A wise man once said failing to prepare was preparing to fail. And very few people would get into a new business without putting together a business plan. But have you given a thought to a crucial element of this plan - your exit strategy? After all, most business owners will at some point want to make a return on the hard work and money they have invested. Your exit strategy is just this.
In fact, it’s important to think about your strategy even before you make a decision on what franchise is right for you. Planning your path carefully can help keep your focus on the end goal - essentially, the reason you have decided to take the leap into franchising in the first place.
When looking at potential franchises, consider what your initial outlay will be and how long it will take for you to get that money back. Buying low and selling high will always be a good idea. But what will your business have to look like to reach that level?
Also think about how easy your investment will be to sell when the time eventually comes. Are you getting into a business that will require key skills and narrow your potential resale market?
It is also worth carefully examining the terms and conditions surrounding an exit. In the vast majority of cases, you will be unable to sell your business without the permission of the franchisor and the person who will take it on will need to be approved by it too. These conditions are in place to ensure the brand remains protected, which is positive for all concerned.

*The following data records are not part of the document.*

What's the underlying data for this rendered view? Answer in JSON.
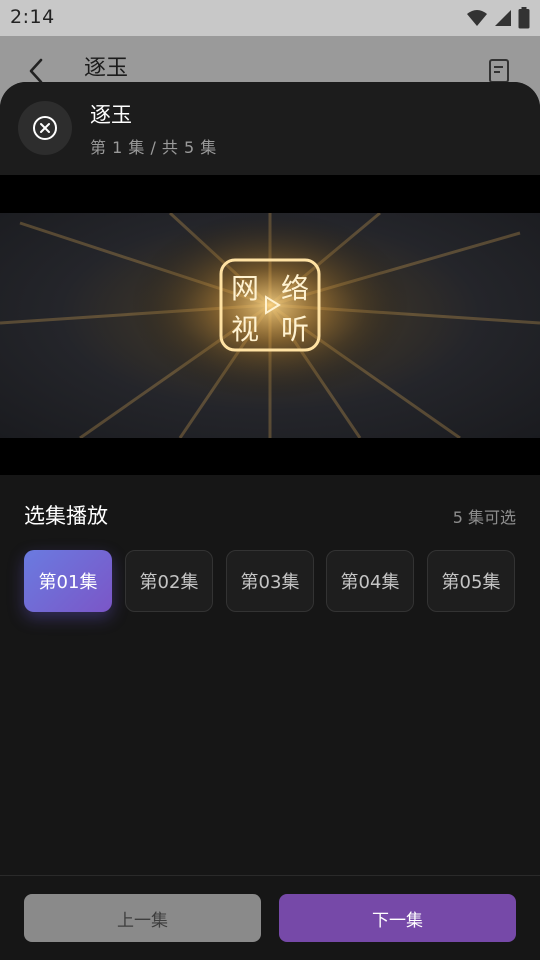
{
  "status_bar": {
    "time": "2:14"
  },
  "underlying_page": {
    "title": "逐玉"
  },
  "sheet": {
    "title": "逐玉",
    "subtitle": "第 1 集 / 共 5 集"
  },
  "video": {
    "logo_text": [
      "网",
      "络",
      "视",
      "听"
    ]
  },
  "episode_section": {
    "title": "选集播放",
    "count": "5 集可选",
    "episodes": [
      {
        "label": "第01集",
        "active": true
      },
      {
        "label": "第02集",
        "active": false
      },
      {
        "label": "第03集",
        "active": false
      },
      {
        "label": "第04集",
        "active": false
      },
      {
        "label": "第05集",
        "active": false
      }
    ]
  },
  "footer": {
    "prev_label": "上一集",
    "next_label": "下一集"
  },
  "colors": {
    "accent": "#7649a8",
    "active_gradient_start": "#6a7be0",
    "active_gradient_end": "#7b56c7",
    "sheet_bg": "#161616"
  },
  "icons": {
    "status": [
      "wifi-icon",
      "signal-icon",
      "battery-icon"
    ],
    "back": "chevron-left-icon",
    "action": "document-history-icon",
    "close": "close-circle-icon"
  }
}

But ask the right questions and make sure you read your franchise agreement carefully. Also consider whether the franchisor will help you sell your business when the time is right and what it will ask for in return.
Ultimately, franchisors want people to grow and often when the time has come to sell it means a business has stopped growing or there are no plans to grow beyond what is currently in place. Generally speaking, franchisors want what is best for the business as much as you do. That’s one of the significant attractions to becoming involved in a franchise in the first place. An ever growing business benefits the franchise system as a whole by increasing the brand value.

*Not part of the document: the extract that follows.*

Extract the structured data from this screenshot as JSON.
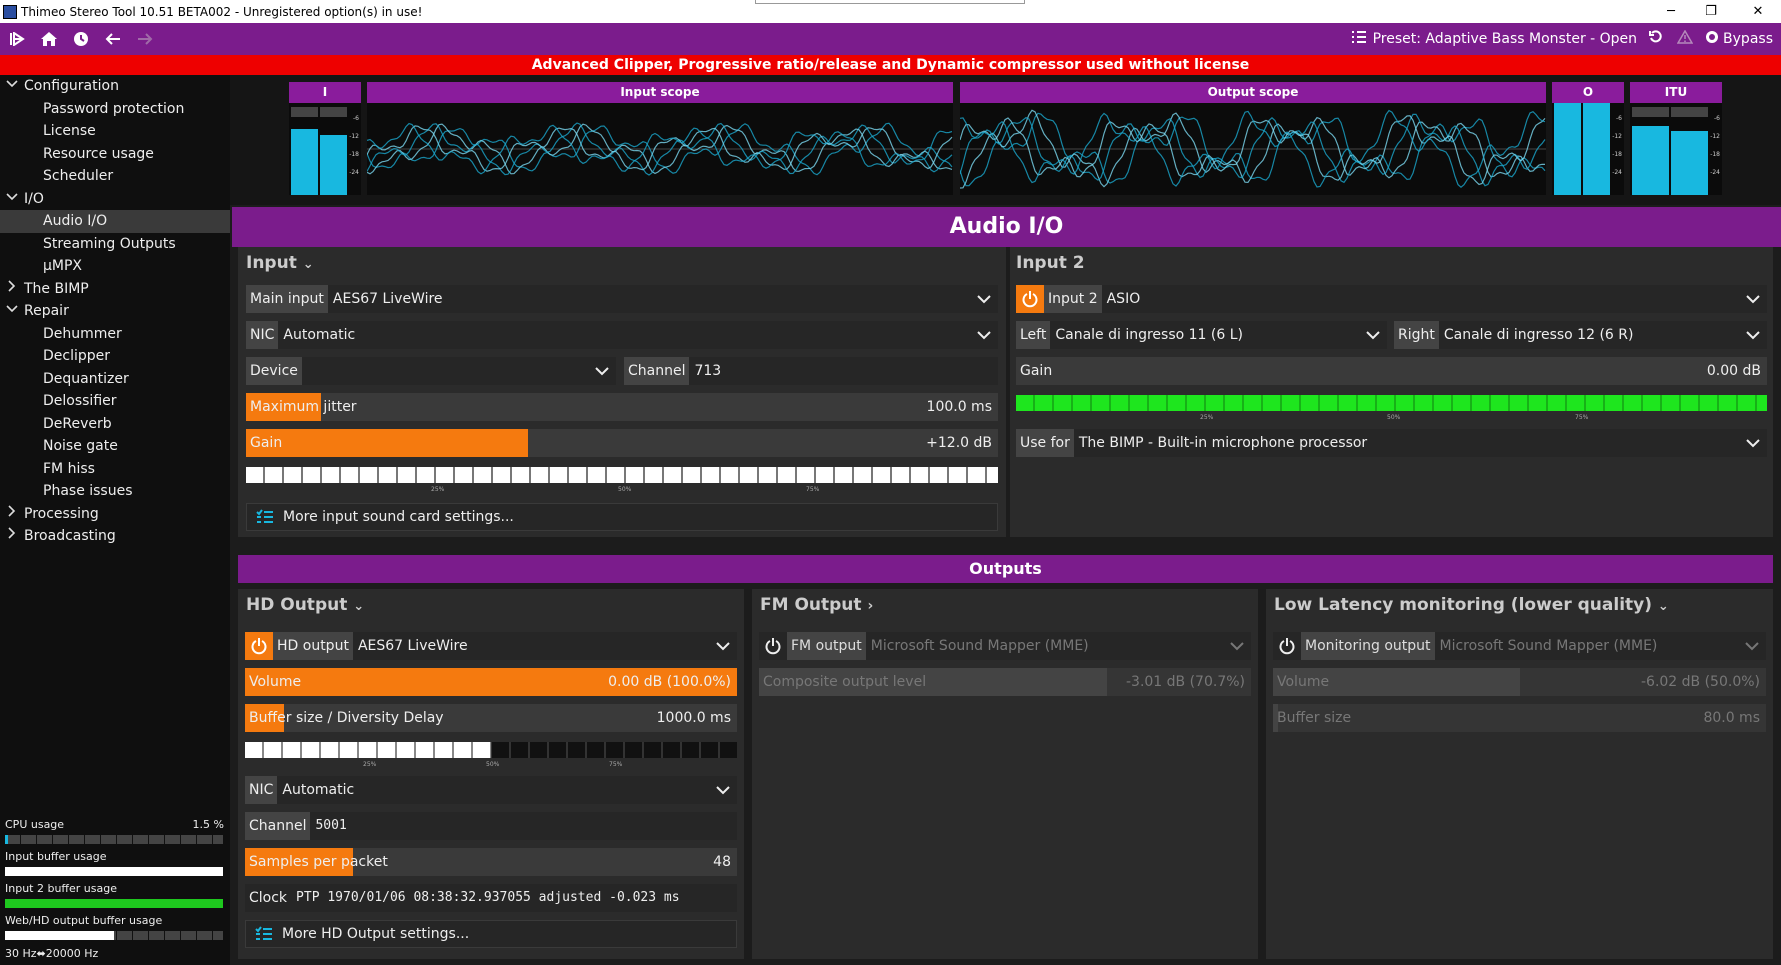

Your exit strategy could come in many different forms. Are you planning on working for a period of time and then selling the business when you reach retirement age? Do you want to structure the business so you don’t need to be there all the time? Maybe you are hoping your children will become involved and will take on the business when the time comes to slow down?

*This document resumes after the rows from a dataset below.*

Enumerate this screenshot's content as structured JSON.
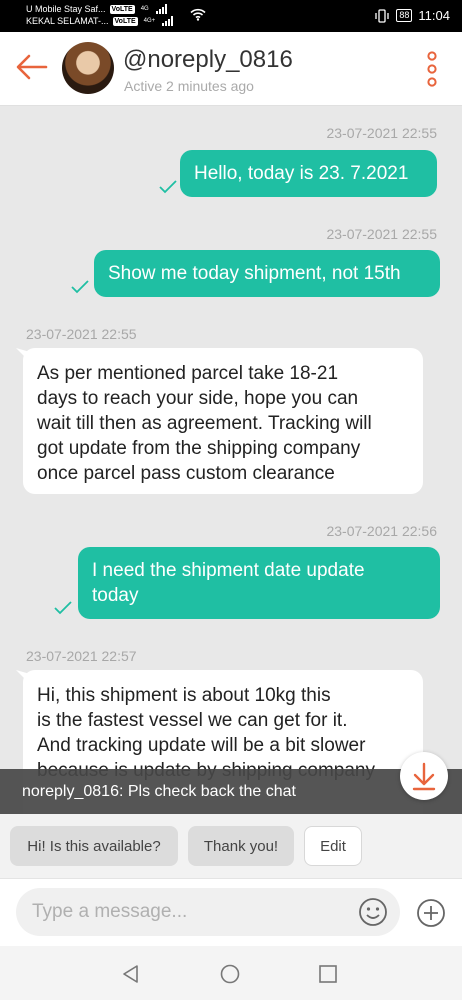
{
  "status_bar": {
    "carrier_line1": "U Mobile Stay Saf...",
    "carrier_line2": "KEKAL SELAMAT-...",
    "volte": "VoLTE",
    "net1": "4G",
    "net2": "4G+",
    "battery": "88",
    "time": "11:04"
  },
  "header": {
    "username": "@noreply_0816",
    "active_status": "Active 2 minutes ago"
  },
  "messages": [
    {
      "direction": "out",
      "timestamp": "23-07-2021 22:55",
      "lines": [
        "Hello, today is 23. 7.2021"
      ]
    },
    {
      "direction": "out",
      "timestamp": "23-07-2021 22:55",
      "lines": [
        "Show me today shipment, not 15th"
      ]
    },
    {
      "direction": "in",
      "timestamp": "23-07-2021 22:55",
      "lines": [
        "As per mentioned parcel take 18-21",
        "days to reach your side, hope you can",
        "wait till then as agreement. Tracking will",
        "got update from the shipping company",
        "once parcel pass custom clearance"
      ]
    },
    {
      "direction": "out",
      "timestamp": "23-07-2021 22:56",
      "lines": [
        "I need the shipment date update",
        "today"
      ]
    },
    {
      "direction": "in",
      "timestamp": "23-07-2021 22:57",
      "lines": [
        "Hi, this shipment is about 10kg this",
        "is the fastest vessel we can get for it.",
        "And tracking update will be a bit slower",
        "because is update by shipping company"
      ]
    }
  ],
  "banner": {
    "text": "noreply_0816: Pls check back the chat"
  },
  "quick_replies": [
    "Hi! Is this available?",
    "Thank you!",
    "Edit"
  ],
  "input": {
    "placeholder": "Type a message..."
  },
  "colors": {
    "accent": "#e8643c",
    "outgoing_bubble": "#1fbfa3",
    "check": "#1fbfa3"
  },
  "icons": [
    "back-arrow-icon",
    "more-vertical-icon",
    "check-icon",
    "scroll-down-icon",
    "emoji-icon",
    "plus-icon",
    "nav-back-icon",
    "nav-home-icon",
    "nav-recent-icon",
    "wifi-icon",
    "signal-icon",
    "battery-icon",
    "vibrate-icon"
  ]
}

Involving a second generation in the business is something many people aspire towards, but it’s not always considered an exit strategy. It is. Just make sure you keep in mind when this might happen and how long any transfer might take.
A business sale might also come in the form of an existing franchisee who is looking to grow their territory. It can be easier than you think to make a sale because if you have a pool of franchisees you also have a pool of people who might want to buy. This is another of the key benefits of the franchise system.
A sale can take place at any time and doesn’t have to be when your licence has ended. The important thing is to keep in mind how much your business will be worth based on the length of your agreement.
Whichever route you choose to go down, the end destination needs to be decided before you set off. As with any business, the route may change as you go along the way, but as long as you know where you will end up it can keep your focus and ultimately achieve what it is you want.
Most people who struggle in business do so because they are not sure what their destination is. They have not thought it through enough. Getting professional help in this area is never a bad thing.
I’m of the opinion that many people fail to think about their own goals because their thought process is geared towards working for other people and making money now. When you start working for yourself, it opens up a whole range of possibilities, which is extremely exciting, but can also be very daunting.
Sit down and have a think about where you see yourself and your business in five to 10 years’ time. If you have no desire to be working full-time, make that clear in your business plan. That’s the only way you can ensure it actually happens in a structured and worthwhile way.
Think about how your business will have to look for you to achieve your goal. Revenue and profit are just two measurements.
Will you need multiple operations, a whole team of staff or just a few key individuals?
It’s entirely natural to feel a little topsy turvy about starting a business, while also making steps to end it. As you make the exciting leap into the world of franchising, it hardly seems right to consider the eventual outcome. But by planning your exit strategy in advance, you can ensure you reap the rewards your hard work deserves.